Środowiskowe Seminarium z Informacji i Technologii Kwantowych

We study a generalization of entanglement testing which we call the "hidden cut problem." Taking as input copies of an n-qubit pure state which is product across an unknown bipartition, the goal is to learn precisely where the state is unentangled, i.e. to determine which of the exponentially many possible cuts separates the state. We give a polynomial-time quantum algorithm which can find the cut using O(n/ε^2) many copies of the state, which is optimal up to logarithmic factors. Our algorithm also generalizes to learn the entanglement structure of arbitrary product states. In the special case of Haar-random states, we further show that our algorithm requires circuits of only constant depth. To develop our algorithm, we introduce a state generalization of the hidden subgroup problem (StateHSP) which might be of independent interest, in which one is given a quantum state invariant under an unknown subgroup action, with the goal of learning the hidden symmetry subgroup. We show how the hidden cut problem can be formulated as a StateHSP with a carefully chosen Abelian group action.
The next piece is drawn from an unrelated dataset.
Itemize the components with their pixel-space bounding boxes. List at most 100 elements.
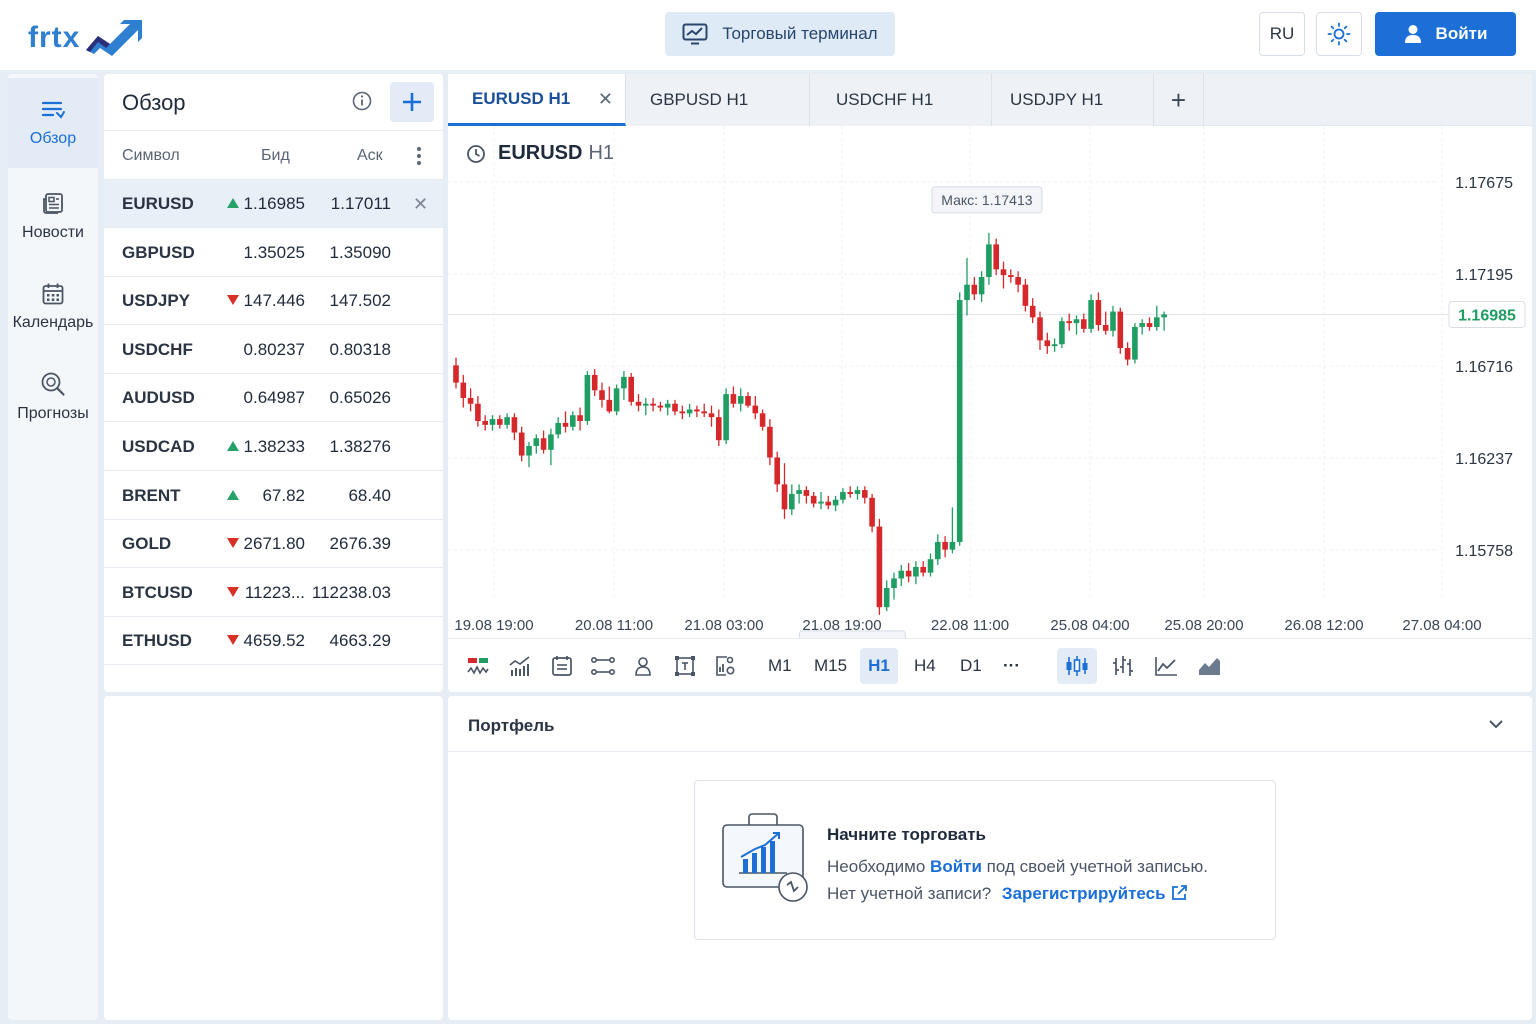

We then prove that Fourier sampling on the hidden cut state produces similar outcomes as a variant of the well-known Simon's problem, allowing us to find the hidden cut efficiently. Therefore, our algorithm can be interpreted as an extension of Simon's algorithm to entanglement testing. We discuss possible applications of StateHSP and hidden cut problems to cryptography and pseudorandomness, as well as an open problem posed by modifying the hidden cut problem to allow for constant entropy across the cut, which becomes as hard for our algorithm as the well-known learning parity with noise (LPN) problem. Joint work with Adam Bouland and John Wright [2410.12706].